O cineasta se recorda de que os médicos achavam que seria importante o irmão ser criado sem o contato da família e acredita que a internação não foi positiva em nenhum ponto. “Era só a filosofia de um médico, sabe? Quem tem síndrome de down tem um carinho gigante, são pessoas extremamente afetuosas. Música, arte e afeto eram três coisas muito importantes pra ele e que foram tiradas no hospital.”

A trajetória de Nise, que faleceu em 1999, inspira diversos psiquiatras até a atualidade. É o caso do médico Lula Wanderley, de 66 anos. “Depois de formado, conheci Nise no Rio, na década de 80. Ela me levou para trabalhar em sua Casa das Palmeiras (clínica para antigos internos de instituições psiquiátricas), onde me aproximei da área da psiquiatria através de um ângulo muito mais saudável”, conta.

Lula tornou-se funcionário do Museu de Imagens do Inconsciente, onde encontram-se as obras criadas pelos internos do Pedro II. Ele se engajou nas lutas pelas transformações da psiquiatria durante o final da ditadura militar, que deram início ao movimento da Reforma Psiquiátrica. “É um movimento social que pretende retirar o hospital como centro de tratamento daqueles em sofrimento psíquico”, diz.

Desde 1986, os CAPs [Centro de Atenção Psicossocial] foram adaptados nacionalmente para substituir os manicômios e, em 2001 foi aprovada a Lei Federal 10.216, que prevê a proteção dos direitos das pessoas com qualquer tipo de doença mental.
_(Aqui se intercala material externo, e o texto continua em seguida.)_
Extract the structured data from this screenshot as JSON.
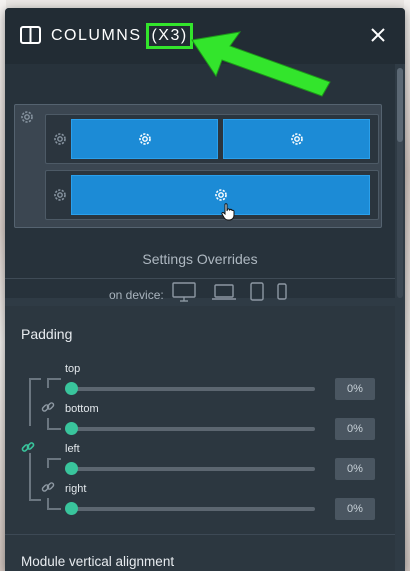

Com isso, diversas alas psiquiátricas em hospitais foram fechadas e a reabilitação através do trabalho, da cultura e do lazer.

Diversos grupos de luta antimanicomial temem a recente nomeação de Valencius Wurch Duarte Filho por parte do Ministro de Estado da Saúde, Marcelo Castro, como Coordenador de Saúde Mental. Valencius é considerado um símbolo contra a reforma psiquiátrica. Ele assumiu a direção Casa de Saúde Dr. Eiras, em Paracambi no Rio, o maior hospital psiquiátrico privado da América Latina, que foi fechada em 2012 depois de um longo processo que investigava denúncias de maus-tratos. 

O filme sobre a trajetória de Nise, que está em cartaz, foi filmado em 2012. A data de seu lançamento, embora coincida com o levante de movimentos populares contra a nomeação de Valencius, não foi proposital. “As pessoas têm, sim, que temer qualquer retrocesso. Hoje o Brasil tem um tratamento muito avançado em relação a vários países, graças a Nise e as pessoas que tiraram o doutor Valencius da Casa de Saúde Dr. Eiras”, defende Roberto.